Como é do conhecimento público, o vale de Kathmandu, no Nepal, foi no dia 25 de Abril assolado por um violento sismo com magnitude 7,8 (escala de Richter). Os estragos são elevadíssimos e o número de vítimas não para, infelizmente, de aumentar. A publicação deste texto, que está agendada desde a semana passada, esteve cancelada nos últimos dias por motivos que nos parecem evidentes. Depois de reflectirmos sobre o assunto, decidimos avançar com a sua publicação, não só em memória de todas as vítimas, mas também como forma de perpetuar, se é que isso é possível, a Stupa de Boudhanat, agora bastante danificada.
Estava há alguns dias em Kathmandu, no Nepal. Depois de quase todos os meus sentidos terem sido “atropelados” por uma cidade caótica, confusa mas muito interessante pela diversidade cultural; encontrei um local que foi uma lufada de ar fresco. Resolvi ficar por uns momentos.
Sentei-me na stupa ao final do dia. Uma ligeira brisa no ar, o sol a ocultar-se e a dar uma cor muito especial ao dourado do pináculo e aos olhos de Budha lá pintados. Fechei os olhos e parei para ouvir. Desta vez não ouvi gritos, buzinas ou música em altos berros como tem sido apanágio nesta cidade. Desta vez ouvi pássaros a esvoaçar, uma reza através dos altifalantes com tambores e um som metálico não identificável. Ao fundo vozes de pessoas mas não muito nítidas… umas conversam outras rezam, mas sempre com a mesma frase a ser murmurada “Om mani padme hum”… um murmurinho constante.
Também ouço o som metálico do sino. Um pequeno sino já desgastado de tanto tocar. Um sino que toca cada vez que a roda de oração gigante (dungkhor), dum dos pequenos templos que se encontram em redor da stupa, dá a volta completa. E posso dizer-vos que são milhares de vezes ao dia. Tantas pessoas e tantas orações desgastam aquele sino de tal forma que existe já um buraco onde o ferro bate.
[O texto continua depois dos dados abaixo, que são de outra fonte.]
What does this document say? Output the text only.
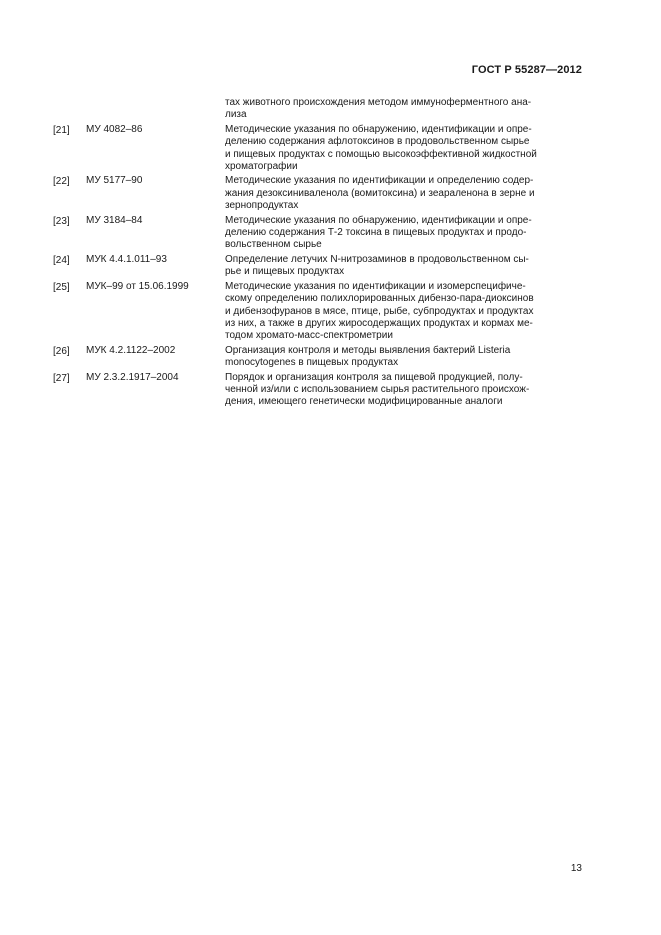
ГОСТ Р 55287—2012
тах животного происхождения методом иммуноферментного ана-
лиза
[21]	МУ 4082–86	Методические указания по обнаружению, идентификации и опре-
делению содержания афлотоксинов в продовольственном сырье
и пищевых продуктах с помощью высокоэффективной жидкостной
хроматографии
[22]	МУ 5177–90	Методические указания по идентификации и определению содер-
жания дезоксиниваленола (вомитоксина) и зеараленона в зерне и
зернопродуктах
[23]	МУ 3184–84	Методические указания по обнаружению, идентификации и опре-
делению содержания Т-2 токсина в пищевых продуктах и продо-
вольственном сырье
[24]	МУК 4.4.1.011–93	Определение летучих N-нитрозаминов в продовольственном сы-
рье и пищевых продуктах
[25]	МУК–99 от 15.06.1999	Методические указания по идентификации и изомерспецифиче-
скому определению полихлорированных дибензо-пара-диоксинов
и дибензофуранов в мясе, птице, рыбе, субпродуктах и продуктах
из них, а также в других жиросодержащих продуктах и кормах ме-
тодом хромато-масс-спектрометрии
[26]	МУК 4.2.1122–2002	Организация контроля и методы выявления бактерий Listeria
monocytogenes в пищевых продуктах
[27]	МУ 2.3.2.1917–2004	Порядок и организация контроля за пищевой продукцией, полу-
ченной из/или с использованием сырья растительного происхож-
дения, имеющего генетически модифицированные аналоги
13
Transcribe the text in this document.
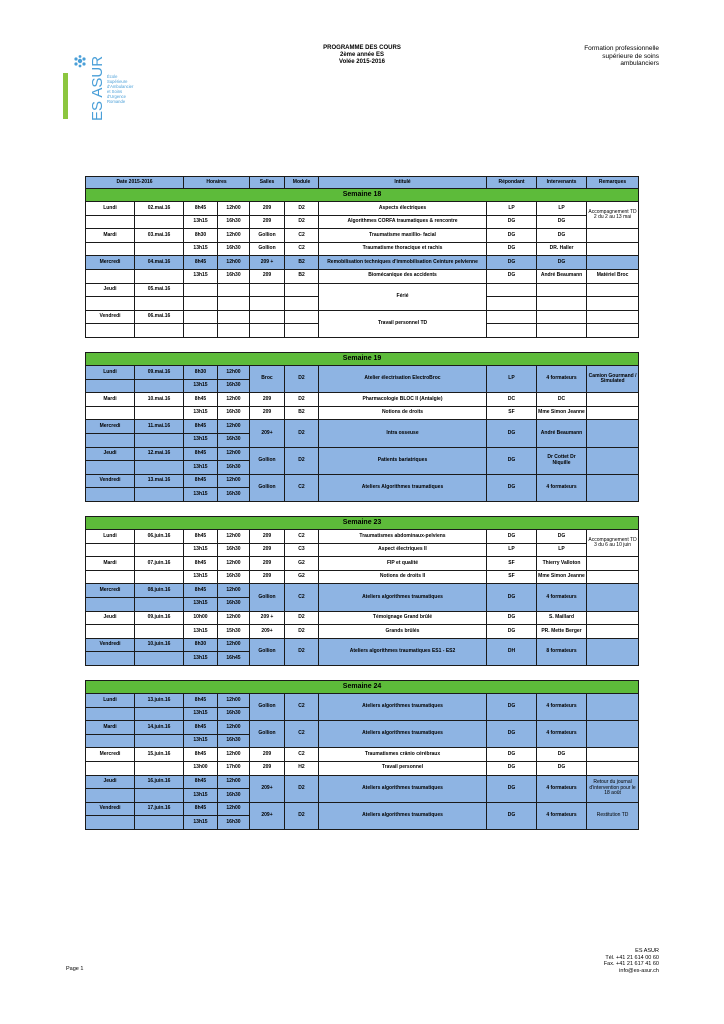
ES ASUR École
Supérieure
d'Ambulancier
et Soins
d'Urgence
Romande
PROGRAMME DES COURS
2ème année ES
Volée 2015-2016
Formation professionnelle
supérieure de soins
ambulanciers
Date 2015-2016		Horaires		Salles	Module	Intitulé	Répondant	Intervenants	Remarques
Semaine 18									
Lundi	02.mai.16	8h45	12h00	209	D2	Aspects électriques	LP	LP	Accompagnement TD 2 du 2 au 13 mai
		13h15	16h30	209	D2	Algorithmes CORFA traumatiques & rencontre	DG	DG	
Mardi	03.mai.16	8h30	12h00	Gollion	C2	Traumatisme maxillio- facial	DG	DG	
		13h15	16h30	Gollion	C2	Traumatisme thoracique et rachis	DG	DR. Haller	
Mercredi	04.mai.16	8h45	12h00	209 +	B2	Remobilisation techniques d'immobilisation Ceinture pelvienne	DG	DG	
		13h15	16h30	209	B2	Biomécanique des accidents	DG	André Beaumann	Matériel Broc
Jeudi	05.mai.16					Férié			

Vendredi	06.mai.16					Travail personnel TD			

Semaine 19									
Lundi	09.mai.16	8h30	12h00	Broc	D2	Atelier électrisation ElectroBroc	LP	4 formateurs	Camion Gourmand / Simulated
		13h15	16h30						
Mardi	10.mai.16	8h45	12h00	209	D2	Pharmacologie BLOC II (Antalgie)	DC	DC	
		13h15	16h30	209	B2	Notions de droits	SF	Mme Simon Jeanne	
Mercredi	11.mai.16	8h45	12h00	209+	D2	Intra osseuse	DG	André Beaumann	
		13h15	16h30						
Jeudi	12.mai.16	8h45	12h00	Gollion	D2	Patients bariatriques	DG	Dr Cottet Dr Niquille	
		13h15	16h30						
Vendredi	13.mai.16	8h45	12h00	Gollion	C2	Ateliers Algorithmes traumatiques	DG	4 formateurs	
		13h15	16h30						
Semaine 23									
Lundi	06.juin.16	8h45	12h00	209	C2	Traumatismes abdominaux-pelviens	DG	DG	Accompagnement TD 3 du 6 au 10 juin
		13h15	16h30	209	C3	Aspect électriques II	LP	LP	
Mardi	07.juin.16	8h45	12h00	209	G2	FIP et qualité	SF	Thierry Valloton	
		13h15	16h30	209	G2	Notions de droits II	SF	Mme Simon Jeanne	
Mercredi	08.juin.16	8h45	12h00	Gollion	C2	Ateliers algorithmes traumatiques	DG	4 formateurs	
		13h15	16h30						
Jeudi	09.juin.16	10h00	12h00	209 +	D2	Témoignage Grand brûlé	DG	S. Maillard	
		13h15	15h30	209+	D2	Grands brûlés	DG	PR. Mette Berger	
Vendredi	10.juin.16	8h30	12h00	Gollion	D2	Ateliers algorithmes traumatiques ES1 - ES2	DH	8 formateurs	
		13h15	16h45						
Semaine 24									
Lundi	13.juin.16	8h45	12h00	Gollion	C2	Ateliers algorithmes traumatiques	DG	4 formateurs	
		13h15	16h30						
Mardi	14.juin.16	8h45	12h00	Gollion	C2	Ateliers algorithmes traumatiques	DG	4 formateurs	
		13h15	16h30						
Mercredi	15.juin.16	8h45	12h00	209	C2	Traumatismes crânio cérébraux	DG	DG	
		13h00	17h00	209	H2	Travail personnel	DG	DG	
Jeudi	16.juin.16	8h45	12h00	209+	D2	Ateliers algorithmes traumatiques	DG	4 formateurs	Retour du journal d'intervention pour le 18 août
		13h15	16h30						
Vendredi	17.juin.16	8h45	12h00	209+	D2	Ateliers algorithmes traumatiques	DG	4 formateurs	Restitution TD
		13h15	16h30						
Page 1
ES ASUR
Tél. +41 21 614 00 60
Fax. +41 21 617 41 60
info@es-asur.ch
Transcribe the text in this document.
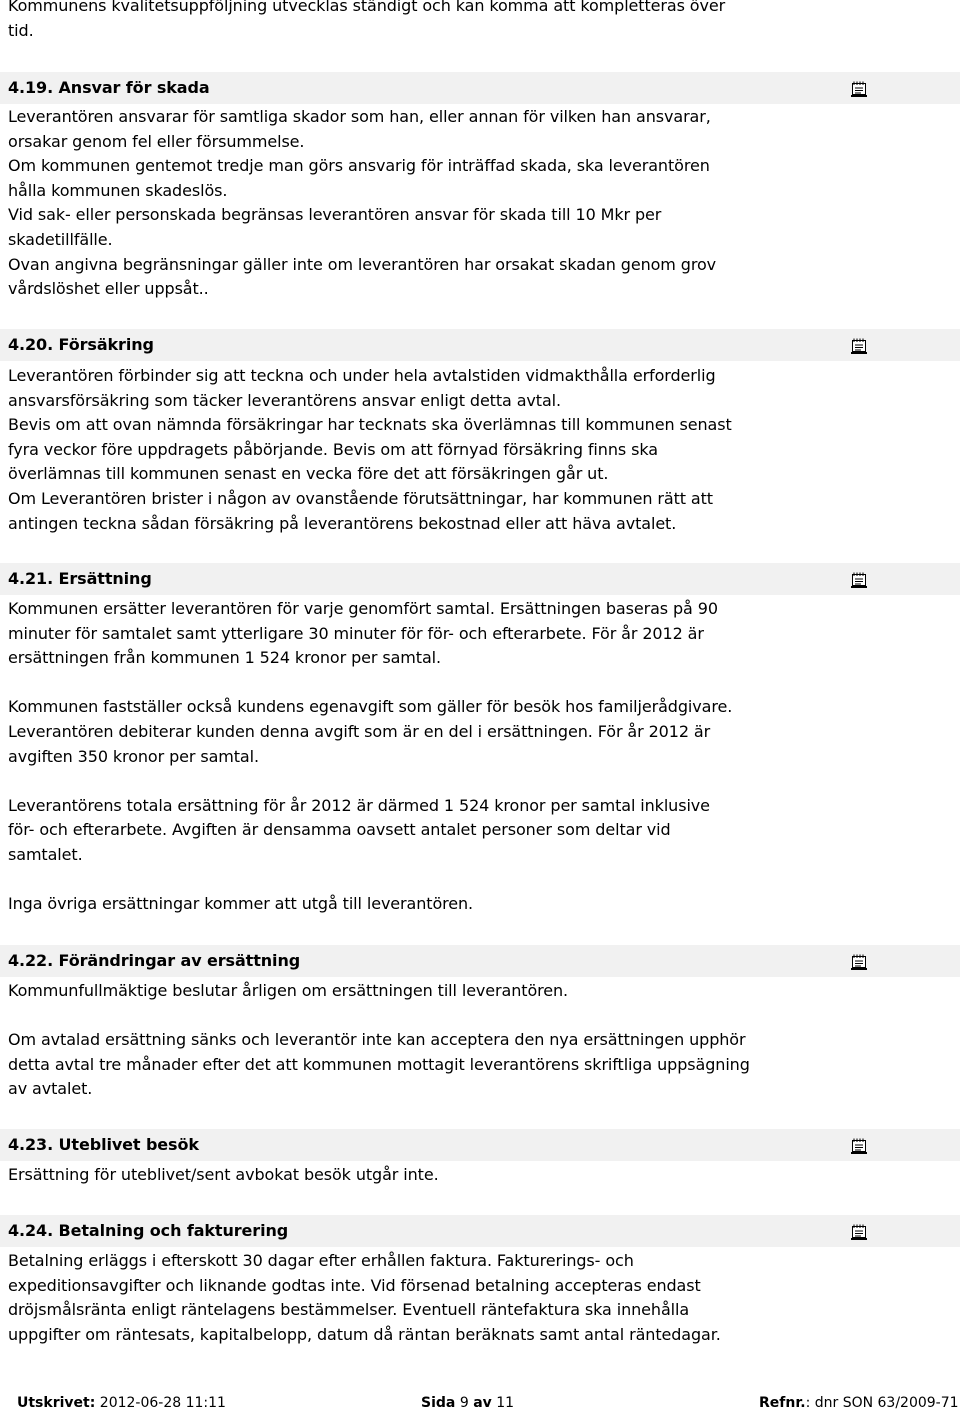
Kommunens kvalitetsuppföljning utvecklas ständigt och kan komma att kompletteras över
tid.

4.19. Ansvar för skada

Leverantören ansvarar för samtliga skador som han, eller annan för vilken han ansvarar,
orsakar genom fel eller försummelse.
Om kommunen gentemot tredje man görs ansvarig för inträffad skada, ska leverantören
hålla kommunen skadeslös.
Vid sak- eller personskada begränsas leverantören ansvar för skada till 10 Mkr per
skadetillfälle.
Ovan angivna begränsningar gäller inte om leverantören har orsakat skadan genom grov
vårdslöshet eller uppsåt..

4.20. Försäkring

Leverantören förbinder sig att teckna och under hela avtalstiden vidmakthålla erforderlig
ansvarsförsäkring som täcker leverantörens ansvar enligt detta avtal.
Bevis om att ovan nämnda försäkringar har tecknats ska överlämnas till kommunen senast
fyra veckor före uppdragets påbörjande. Bevis om att förnyad försäkring finns ska
överlämnas till kommunen senast en vecka före det att försäkringen går ut.
Om Leverantören brister i någon av ovanstående förutsättningar, har kommunen rätt att
antingen teckna sådan försäkring på leverantörens bekostnad eller att häva avtalet.

4.21. Ersättning

Kommunen ersätter leverantören för varje genomfört samtal. Ersättningen baseras på 90
minuter för samtalet samt ytterligare 30 minuter för för- och efterarbete. För år 2012 är
ersättningen från kommunen 1 524 kronor per samtal.

Kommunen fastställer också kundens egenavgift som gäller för besök hos familjerådgivare.
Leverantören debiterar kunden denna avgift som är en del i ersättningen. För år 2012 är
avgiften 350 kronor per samtal.

Leverantörens totala ersättning för år 2012 är därmed 1 524 kronor per samtal inklusive
för- och efterarbete. Avgiften är densamma oavsett antalet personer som deltar vid
samtalet.

Inga övriga ersättningar kommer att utgå till leverantören.

4.22. Förändringar av ersättning

Kommunfullmäktige beslutar årligen om ersättningen till leverantören.

Om avtalad ersättning sänks och leverantör inte kan acceptera den nya ersättningen upphör
detta avtal tre månader efter det att kommunen mottagit leverantörens skriftliga uppsägning
av avtalet.

4.23. Uteblivet besök

Ersättning för uteblivet/sent avbokat besök utgår inte.

4.24. Betalning och fakturering

Betalning erläggs i efterskott 30 dagar efter erhållen faktura. Fakturerings- och
expeditionsavgifter och liknande godtas inte. Vid försenad betalning accepteras endast
dröjsmålsränta enligt räntelagens bestämmelser. Eventuell räntefaktura ska innehålla
uppgifter om räntesats, kapitalbelopp, datum då räntan beräknats samt antal räntedagar.

Utskrivet: 2012-06-28 11:11	Sida 9 av 11	Refnr.: dnr SON 63/2009-71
Abro os olhos como que acordando dum sono profundo… as pessoas andam todas pela esquerda, no sentido dos ponteiros do relógio. Sempre. Não se vê ninguém, nem mesmo turistas que ousem quebrar as regras e andem ao contrário. Sempre à volta desta stupa gigante, centro religioso do Budismo Tibetano em Kathmandu no Nepal.
Pessoas de todas as idades, umas com rosários, outras com rodas de oração, todas circulam, umas mais depressa que outras mas todas sempre a murmurar. Ao meu lado várias pessoas também sentadas, talvez a observar como eu, talvez a absorver como eu. Duas miúdas locais sorriem para mim. São bonitas as Nepalesas.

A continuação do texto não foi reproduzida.